Lack of clarity and specificity likely led some Americans in Europe to unnecessarily quickly buy high-priced tickets home when they woke up March 12 to the travel-ban announcement. Their benchmark may have been the 2017 travel ban, and the information was not clear enough at the time regarding the fact they could still repatriate after the 2020 ban went into effect.
People want evidence-based guidance on what exactly they should do, who and who does not need to take protective action and why, and the timing of what needs to be done.
If they lose trust, they won’t come back to that source. If people doubt the accuracy of some information, they will look elsewhere, even if that ends up steering them wrong.
Sorting through inconsistencies
The information coming from various government, non-government and media sources is now putting people in the difficult and unenviable position of sorting through inconsistent, incomplete and unclear guidance. The actions taken by those around them, and for them, are often contradictory and may appear arbitrary unless adequately explained.
This must stop. It is essential that relevant organizations and those reporting on events learn the facts, get them right and report out in a full, complete and consistent manner.
But that said, even if people do receive the correct information, they will still be left to manage the systems that are in place, which may be faltering or failing around them.
In the short term, immediate attention and investment is required to bolster the supply chain and health systems. Yet, a longer-term strategy to build greater resilience in our systems is needed.

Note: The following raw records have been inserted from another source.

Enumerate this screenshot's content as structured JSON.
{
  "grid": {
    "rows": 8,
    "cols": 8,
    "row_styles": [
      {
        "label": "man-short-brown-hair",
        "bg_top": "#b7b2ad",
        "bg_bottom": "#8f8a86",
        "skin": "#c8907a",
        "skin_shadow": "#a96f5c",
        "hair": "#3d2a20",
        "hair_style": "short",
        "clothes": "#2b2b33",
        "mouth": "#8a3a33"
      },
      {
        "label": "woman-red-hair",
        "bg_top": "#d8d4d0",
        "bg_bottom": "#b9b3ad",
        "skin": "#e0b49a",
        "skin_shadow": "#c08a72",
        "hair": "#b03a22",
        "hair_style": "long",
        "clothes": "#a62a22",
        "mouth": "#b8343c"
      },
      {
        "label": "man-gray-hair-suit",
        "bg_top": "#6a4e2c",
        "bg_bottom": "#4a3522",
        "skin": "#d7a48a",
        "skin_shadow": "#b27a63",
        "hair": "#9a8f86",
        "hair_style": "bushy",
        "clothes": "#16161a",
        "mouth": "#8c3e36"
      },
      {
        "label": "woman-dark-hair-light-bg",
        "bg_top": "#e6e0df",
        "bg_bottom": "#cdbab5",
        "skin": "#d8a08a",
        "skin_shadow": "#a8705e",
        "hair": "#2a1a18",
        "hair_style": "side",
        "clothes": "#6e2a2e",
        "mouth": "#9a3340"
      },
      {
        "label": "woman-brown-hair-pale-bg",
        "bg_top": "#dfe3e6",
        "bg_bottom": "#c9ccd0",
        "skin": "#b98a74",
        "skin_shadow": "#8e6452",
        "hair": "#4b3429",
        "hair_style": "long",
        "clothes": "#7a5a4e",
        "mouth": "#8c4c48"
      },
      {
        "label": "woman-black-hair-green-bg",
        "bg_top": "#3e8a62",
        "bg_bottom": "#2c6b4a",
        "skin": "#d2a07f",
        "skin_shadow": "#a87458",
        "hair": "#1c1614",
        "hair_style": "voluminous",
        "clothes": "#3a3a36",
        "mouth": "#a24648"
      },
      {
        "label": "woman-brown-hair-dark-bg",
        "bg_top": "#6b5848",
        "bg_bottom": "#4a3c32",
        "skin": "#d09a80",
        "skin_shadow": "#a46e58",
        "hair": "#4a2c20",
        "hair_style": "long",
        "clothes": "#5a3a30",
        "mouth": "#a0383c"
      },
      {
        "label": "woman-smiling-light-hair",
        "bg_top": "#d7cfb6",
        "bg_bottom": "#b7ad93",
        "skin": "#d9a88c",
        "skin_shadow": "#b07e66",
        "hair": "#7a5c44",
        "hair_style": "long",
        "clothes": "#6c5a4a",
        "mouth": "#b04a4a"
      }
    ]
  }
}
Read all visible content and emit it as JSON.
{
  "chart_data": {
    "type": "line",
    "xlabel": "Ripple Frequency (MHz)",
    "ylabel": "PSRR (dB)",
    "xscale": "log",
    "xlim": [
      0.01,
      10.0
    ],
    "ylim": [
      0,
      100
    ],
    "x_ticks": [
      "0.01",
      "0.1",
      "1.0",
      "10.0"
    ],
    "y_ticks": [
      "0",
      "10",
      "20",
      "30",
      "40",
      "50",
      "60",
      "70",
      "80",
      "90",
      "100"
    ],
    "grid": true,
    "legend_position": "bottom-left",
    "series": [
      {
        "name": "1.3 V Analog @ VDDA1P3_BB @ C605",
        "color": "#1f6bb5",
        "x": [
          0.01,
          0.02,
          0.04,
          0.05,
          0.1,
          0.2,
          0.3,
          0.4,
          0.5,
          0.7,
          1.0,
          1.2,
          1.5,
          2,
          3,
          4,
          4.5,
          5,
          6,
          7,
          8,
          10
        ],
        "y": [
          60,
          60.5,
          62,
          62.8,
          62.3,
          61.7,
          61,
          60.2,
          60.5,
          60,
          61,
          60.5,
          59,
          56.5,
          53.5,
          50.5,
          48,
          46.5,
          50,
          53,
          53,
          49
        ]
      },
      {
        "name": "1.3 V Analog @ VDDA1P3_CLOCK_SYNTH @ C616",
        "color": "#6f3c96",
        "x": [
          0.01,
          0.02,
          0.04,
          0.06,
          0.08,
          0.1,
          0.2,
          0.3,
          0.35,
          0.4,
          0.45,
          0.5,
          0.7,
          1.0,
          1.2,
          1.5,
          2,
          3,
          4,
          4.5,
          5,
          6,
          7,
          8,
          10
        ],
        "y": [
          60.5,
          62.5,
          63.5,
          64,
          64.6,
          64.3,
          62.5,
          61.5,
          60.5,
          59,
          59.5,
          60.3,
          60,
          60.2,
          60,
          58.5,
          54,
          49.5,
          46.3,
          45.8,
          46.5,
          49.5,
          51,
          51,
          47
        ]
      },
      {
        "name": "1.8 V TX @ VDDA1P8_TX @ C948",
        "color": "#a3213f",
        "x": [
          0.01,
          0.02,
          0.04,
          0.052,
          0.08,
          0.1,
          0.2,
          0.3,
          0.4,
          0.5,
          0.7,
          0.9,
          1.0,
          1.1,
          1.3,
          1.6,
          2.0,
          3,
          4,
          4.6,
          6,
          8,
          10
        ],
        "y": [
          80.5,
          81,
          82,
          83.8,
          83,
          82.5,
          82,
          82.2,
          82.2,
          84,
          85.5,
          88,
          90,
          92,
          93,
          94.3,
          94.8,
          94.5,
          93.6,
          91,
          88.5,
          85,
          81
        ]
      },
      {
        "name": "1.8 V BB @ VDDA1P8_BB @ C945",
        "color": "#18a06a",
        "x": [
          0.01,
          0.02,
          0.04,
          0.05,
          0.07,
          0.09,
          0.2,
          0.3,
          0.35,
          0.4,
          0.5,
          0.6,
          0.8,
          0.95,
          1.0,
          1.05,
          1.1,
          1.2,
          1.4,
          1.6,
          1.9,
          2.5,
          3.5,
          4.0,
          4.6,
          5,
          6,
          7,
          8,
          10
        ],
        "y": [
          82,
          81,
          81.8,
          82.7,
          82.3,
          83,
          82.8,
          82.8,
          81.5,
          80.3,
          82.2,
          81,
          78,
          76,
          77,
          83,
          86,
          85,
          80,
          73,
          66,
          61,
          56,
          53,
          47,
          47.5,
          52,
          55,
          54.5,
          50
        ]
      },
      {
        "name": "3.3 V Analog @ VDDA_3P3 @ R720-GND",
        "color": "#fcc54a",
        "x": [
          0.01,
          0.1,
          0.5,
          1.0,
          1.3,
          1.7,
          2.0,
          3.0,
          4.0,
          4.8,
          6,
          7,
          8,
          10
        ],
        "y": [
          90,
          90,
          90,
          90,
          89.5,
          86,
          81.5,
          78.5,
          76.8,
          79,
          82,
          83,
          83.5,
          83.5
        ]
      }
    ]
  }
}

We should not be surprised that precarious systems never thrive under stress, and that strategies useful during routine periods may prove inadequate amid crises. Better information dissemination, as well as short- and long-term attention to the systems that support our communities: That’s what we should focus on fixing, rather than mocking our neighbors who are doing the best they can with the information they have.
Tricia Wachtendorf directs the Disaster Research Center and is a professor of sociology at the University of Delaware. She is co-author, with James Kendra, of “American Dunkirk: The Waterborne Evacuation of Manhattan on 9/11.”